Concrètement : l'URL de destination est stockée en clair dans notre base, puisque le serveur doit bien vous y rediriger. Quiconque a le mot de passe peut le partager. Et le lien ne garde que la porte : si la destination est elle-même publique, celui qui l'atteint par un autre chemin entre sans frapper. Un lien protégé par mot de passe devant un Google Doc public ne protège absolument rien ; corrigez plutôt les paramètres de partage du document.

Si ce qu'il vous faut, c'est du vrai secret — que personne, y compris les gens qui exploitent le serveur, ne puisse lire le contenu — un mot de passe sur un lien est le mauvais outil.
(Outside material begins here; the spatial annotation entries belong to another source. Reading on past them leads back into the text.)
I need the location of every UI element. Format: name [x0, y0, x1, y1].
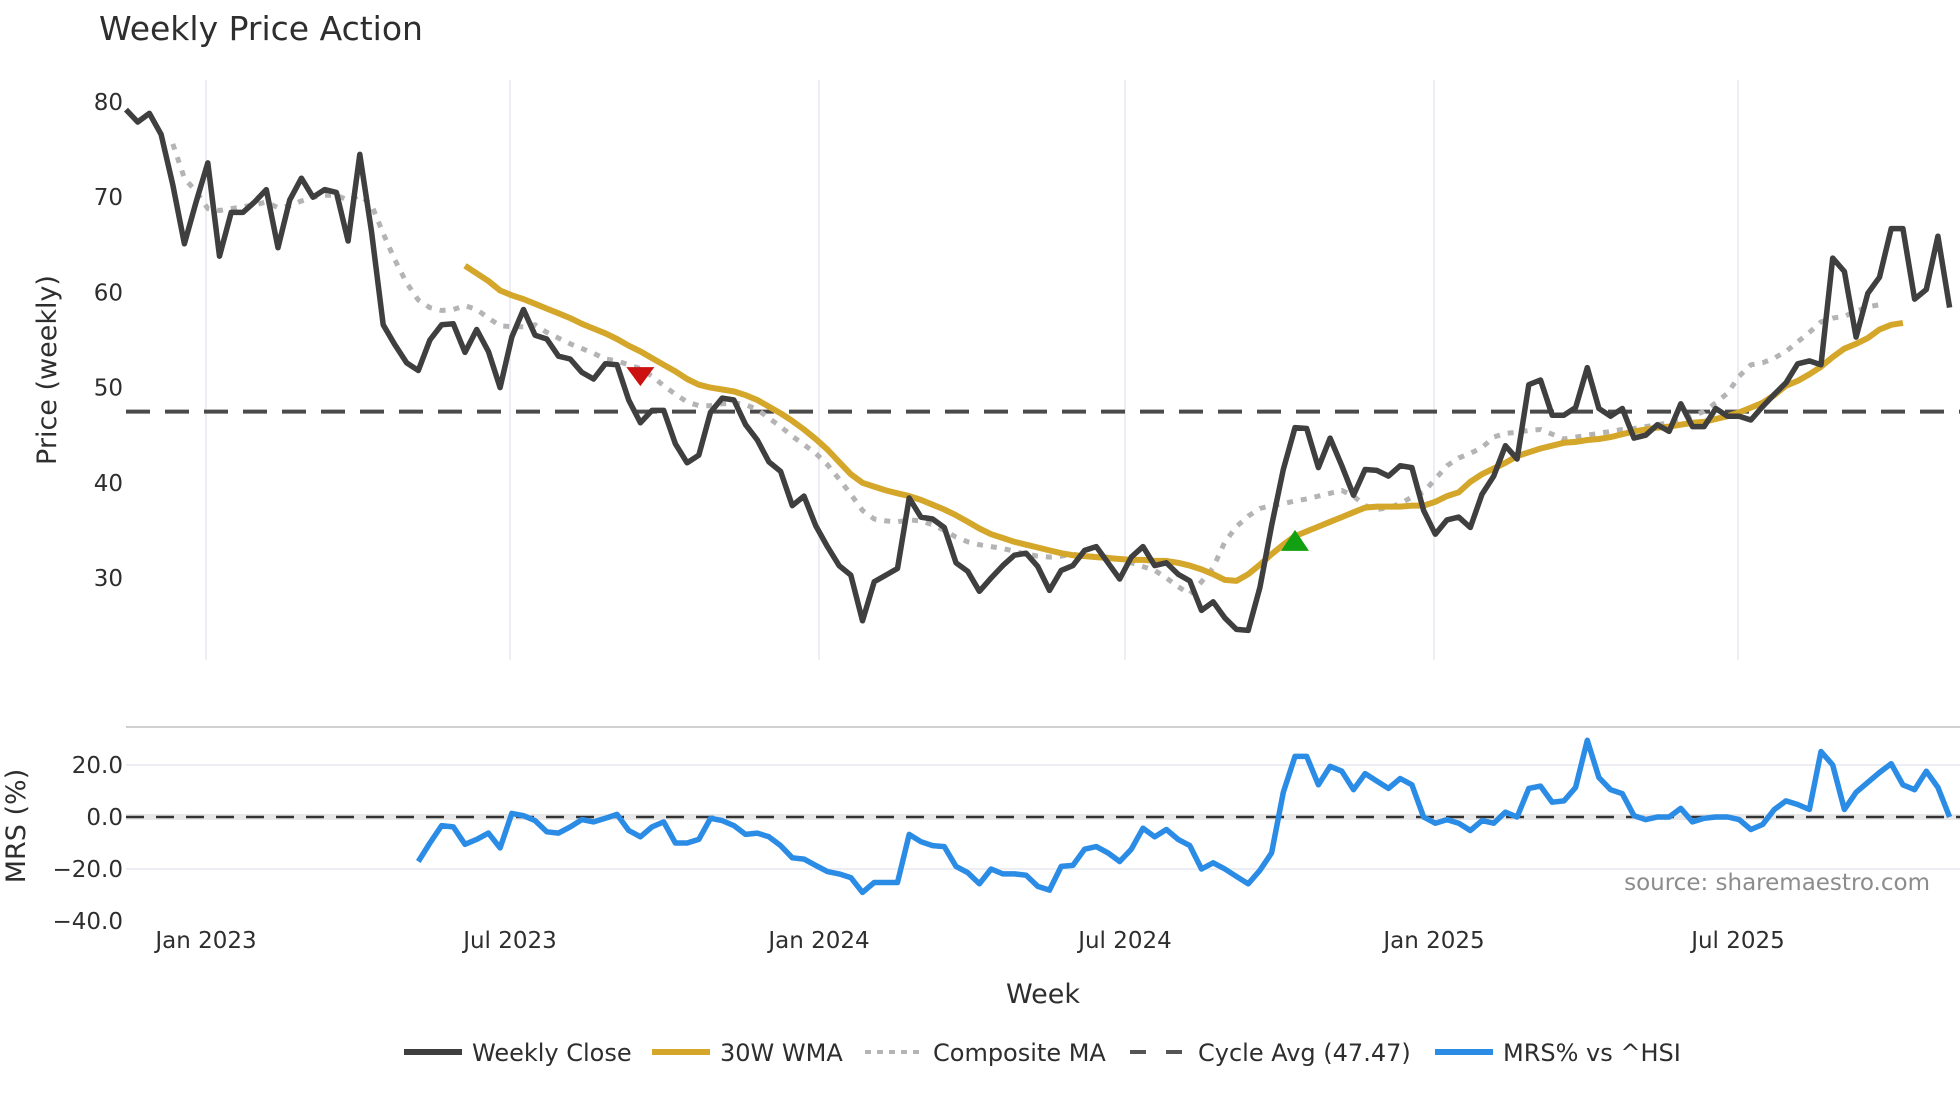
y-tick-label: 20.0 — [72, 753, 123, 779]
legend-label: Weekly Close — [472, 1039, 632, 1067]
legend-label: Cycle Avg (47.47) — [1198, 1039, 1411, 1067]
x-tick-label: Jul 2024 — [1076, 928, 1172, 954]
series-mrs-vs-hsi — [415, 737, 1953, 896]
x-tick-label: Jan 2023 — [153, 928, 256, 954]
y-tick-label: −20.0 — [53, 857, 123, 883]
mrs-panel: 20.0 0.0 −20.0 −40.0 MRS (%) source: sharem… — [1, 737, 1960, 935]
legend-item-weekly-close[interactable]: Weekly Close — [404, 1039, 632, 1067]
legend-item-composite-ma[interactable]: Composite MA — [865, 1039, 1106, 1067]
series-30w-wma — [463, 263, 1904, 584]
y-tick-label: 0.0 — [86, 805, 123, 831]
y-tick-label: 80 — [94, 90, 123, 116]
legend-item-30w-wma[interactable]: 30W WMA — [652, 1039, 843, 1067]
x-axis-ticks: Jan 2023 Jul 2023 Jan 2024 Jul 2024 Jan 2025… — [153, 928, 1784, 954]
mrs-y-axis-label: MRS (%) — [1, 769, 32, 884]
y-tick-label: 50 — [94, 376, 123, 402]
signal-markers — [626, 367, 1309, 551]
x-tick-label: Jan 2024 — [766, 928, 869, 954]
series-weekly-close — [123, 107, 1953, 634]
legend-label: 30W WMA — [720, 1039, 843, 1067]
x-tick-label: Jul 2025 — [1689, 928, 1785, 954]
chart-legend: Weekly Close 30W WMA Composite MA Cycle Avg… — [404, 1039, 1681, 1067]
chart-title: Weekly Price Action — [99, 9, 423, 48]
price-y-axis-ticks: 80 70 60 50 40 30 — [94, 90, 123, 592]
legend-item-cycle-avg-47-47[interactable]: Cycle Avg (47.47) — [1130, 1039, 1411, 1067]
x-tick-label: Jul 2023 — [461, 928, 557, 954]
y-tick-label: 30 — [94, 566, 123, 592]
legend-label: MRS% vs ^HSI — [1503, 1039, 1681, 1067]
mrs-series-line — [415, 737, 1953, 896]
source-attribution: source: sharemaestro.com — [1624, 870, 1930, 896]
x-tick-label: Jan 2025 — [1381, 928, 1484, 954]
mrs-y-axis-ticks: 20.0 0.0 −20.0 −40.0 — [53, 753, 123, 935]
legend-item-mrs-vs-hsi[interactable]: MRS% vs ^HSI — [1435, 1039, 1681, 1067]
x-axis-label: Week — [1006, 979, 1080, 1010]
y-tick-label: 60 — [94, 280, 123, 306]
series-composite-ma — [170, 143, 1880, 597]
price-series-lines — [123, 107, 1960, 634]
price-panel: 80 70 60 50 40 30 Price (weekly) — [32, 80, 1960, 660]
buy-signal-icon — [1281, 529, 1309, 551]
price-y-axis-label: Price (weekly) — [32, 275, 63, 465]
price-vertical-gridlines — [205, 80, 1739, 660]
sell-signal-icon — [626, 367, 655, 387]
y-tick-label: 40 — [94, 471, 123, 497]
y-tick-label: −40.0 — [53, 909, 123, 935]
y-tick-label: 70 — [94, 185, 123, 211]
legend-label: Composite MA — [933, 1039, 1106, 1067]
Utilisez le dépôt sécurisé : les fichiers sont chiffrés dans votre navigateur avant l'envoi, la clé voyage dans la partie de l'URL que le serveur ne reçoit jamais, et le fichier s'autodétruit après un téléchargement. C'est une garantie d'une tout autre nature, et comment envoyer des fichiers en toute sécurité explique où passe la frontière.

Choisir un mot de passe qui en vaille la peine

Le mot de passe constitue à lui seul tout le modèle de sécurité, alors :

  • N'en réutilisez pas un vrai. C'est un mot de passe de partage, pas celui de votre compte. Jamais la même chaîne.
  • Envoyez-le séparément. Le mot de passe dans le même e-mail que le lien ne protège de rien — un transfert et les deux s'envolent. Le lien par e-mail, le mot de passe par messagerie ou de vive voix.
  • Rendez-le pénible à deviner, facile à dire à voix haute. Trois mots sans rapport battent Pass2026! — plus long, et il survit à une dictée au téléphone.
  • Changez-le selon le groupe de destinataires quand l'enjeu le mérite. Un lien par client avec son propre mot de passe vous dit qui a laissé filtrer, puisque les statistiques de clics sont séparées.

Mot de passe plus expiration : plus fort que chacun séparément

C'est la combinaison qui rend l'ensemble vraiment utile. Un mot de passe limite qui ; une expiration limite combien de temps. Ensemble, ils bornent les dégâts d'une fuite, parce qu'un mot de passe qui s'échappe dans une conversation de groupe le mois prochain ouvrira un lien qui n'existe plus.

Un schéma qui fonctionne bien : le lien expire une semaine après l'échéance qu'il sert, le mot de passe est transmis par un autre canal, un lien par destinataire. En cas de fuite, vous savez de quelle copie il s'agissait, et elle cesse de fonctionner toute seule — pas de tâche de ménage que vous oublieriez.

Ce que voient les visiteurs

Une invite sobre, sur une page qui indique quel service demande le mot de passe, sans le moindre indice sur la destination — la cible reste cachée tant que le mot de passe n'est pas le bon, ce qui compte quand l'URL vend la mèche à elle seule (/acme-corp-acquisition-draft raconte toute une histoire avant que quiconque soit entré). Mauvais mot de passe : la page le dit et redemande. Lien expiré : elle annonce que le lien a expiré plutôt que de faire comme s'il n'avait jamais existé — moins déroutant pour quelqu'un qui avait une raison légitime d'être là.

Bon à savoir : les liens protégés sont exclus de l'aperçu enrichi présenté aux robots des réseaux sociaux. Coller un tel lien dans une conversation ne laissera donc pas fuiter le titre et l'image de la destination dans le message. C'est voulu : un aperçu qui révélerait ce que le mot de passe protège annulerait le mot de passe.

En résumé

Un mot de passe sur un lien est une porte : bon marché, instantanée, sans compte, et suffisante pour le cas ordinaire où un contenu doit atteindre certaines personnes et pas tout le monde. Associez-le à une expiration pour qu'une fuite ait une date de péremption, transmettez le mot de passe par un canal différent de celui du lien, et gardez les yeux ouverts : c'est du contrôle d'accès, pas du chiffrement. Quand il vous faut la promesse la plus forte, chiffrez de bout en bout — et si vous vous demandez quelle confiance accorder aux liens courts en général, les liens courts sont-ils sûrs traite l'autre versant de la question.